When single parents decide to return to school, they may feel overwhelmed by the process. Indeed, it’s an impressive list of things to do. But taking it one step at a time, staying organized, and starting gradually, you will soon gain confidence and realize this is an achievable goal.
As you work your way through the process, let your children and other family members become accustomed to the change in routine, and learn their new roles in the family. And start early. Even a year or so in advance is not unrealistic.
Get yourself organized and set up a checklist of things to do.
- Locate copies of your transcripts and tax records.
- Request reference letters.
- Set up a system for names and phone numbers or email addresses of people you contact so you won’t waste time later. Jot down notes of conversations and information.
- As information comes in, store these all in one large envelope (or a folder on your computer) so you don’t lose track of what has been done, or forget where you put vital papers.
- Start compiling a list of your accomplishments, awards, and recognitions along with notes of community service and volunteer positions. Add to these as you think of them.
- Make a list of names, addresses, titles and contact numbers for anyone you would like to use as a reference. Be sure to let them know you are doing this.
Get familiar with financial aid sites.
- While you are waiting for records and letters, register with FAFSA.ed.gov and get to know the site FinAid.org. These are free government sites, and they have a ton of useful information. Make notes of questions you want to ask your college financial aid officer and follow up on ideas you get from these two sites.
- Apply for a federal Pell grant, which you can do by filling out the FAFSA application.
- Don’t forget to ask your employer if you qualify for assistance. FinAid.org reports that about 87% of large corporations offer some financial aid. This caps at $5,250. The company may expect you to remain employed for a certain number of years and maintain a minimum GPA.

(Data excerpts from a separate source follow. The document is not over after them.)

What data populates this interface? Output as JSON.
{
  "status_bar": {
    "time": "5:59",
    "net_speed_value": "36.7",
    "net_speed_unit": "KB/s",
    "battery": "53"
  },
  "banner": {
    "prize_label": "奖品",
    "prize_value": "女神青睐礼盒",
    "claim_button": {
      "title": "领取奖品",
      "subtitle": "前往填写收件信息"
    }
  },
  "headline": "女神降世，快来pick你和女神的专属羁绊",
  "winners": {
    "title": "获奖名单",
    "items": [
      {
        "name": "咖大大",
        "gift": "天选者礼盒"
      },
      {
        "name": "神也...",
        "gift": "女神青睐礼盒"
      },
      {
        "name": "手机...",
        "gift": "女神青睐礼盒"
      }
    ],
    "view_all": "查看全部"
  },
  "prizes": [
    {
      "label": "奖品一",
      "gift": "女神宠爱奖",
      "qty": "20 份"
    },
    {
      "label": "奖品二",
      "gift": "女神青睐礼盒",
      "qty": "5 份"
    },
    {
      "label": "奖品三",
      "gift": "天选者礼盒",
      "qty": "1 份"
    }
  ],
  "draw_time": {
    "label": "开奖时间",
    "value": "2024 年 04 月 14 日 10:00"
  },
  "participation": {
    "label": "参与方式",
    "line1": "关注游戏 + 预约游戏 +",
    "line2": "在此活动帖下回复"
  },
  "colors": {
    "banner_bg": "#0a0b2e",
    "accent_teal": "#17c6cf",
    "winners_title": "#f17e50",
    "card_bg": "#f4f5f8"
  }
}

- Contact the college or university you are considering and speak with someone in the admissions office or financial aid office. They have the most current information for that school’s aid and may have specific financial packages that apply to you. They also know about your state and local programs. Also ask the college representative if the school provides childcare services, tutoring, or a study skills center.
Many states offer assistance for single parents, and these will usually cover tuition and books, and may help pay for childcare expenses associated with your return to school. Some of these state scholarships are targeted to only certain areas of the state.
- Line up support for personal responsibilities. The time will come when you must have some help with childcare, household chores, or running kids to activities. Expecting and preparing for unexpected situations lets you handle them with minimum stress.
Look for scholarships
Scholarships are not just for traditional students so don’t assume you won’t qualify. In fact, some are reserved for older students. A quick way to search is through FastWeb and FinAid, which report that there are “1.5 million scholarships worth more than $3.4 billion.” FinAid lets you search for these through their clearinghouse system.
Look for unusual scholarships. Yes, there are some are for left-handed students, those who are very short or very tall, and for people with specific last names, just for starters. You can scroll through the odd and even amusing scholarships at FinAid.org.
Start early on scholarships and financial aid, long before the deadline for enrolling. Many scholarships disappear fast, and private funds may have a limit.
Visit your old high school guidance counselor where you may learn about other financial assistance programs, and the counselor may be able to give you ideas of tutoring assistance if you think your math and writing skills are a bit rusty. Many retired teachers would be more than happy to help. Also, check with your local employment board or library and see what skill-refresher classes are available.
Or enroll in a night class at a local community college, or an online class from an accredited institution. This will give you a chance to establish your new routine, dust off your skills, and get your family accustomed to their new role in helping you and giving you space to study. A simple refresher class in math or writing might be just the thing. You’ll begin your ‘real classes’ with confidence.
It isn’t easy being a parent or a student, and managing both takes dedication, organization, and support. Set realistic goals, begin with good habits and routines, and it will get easier.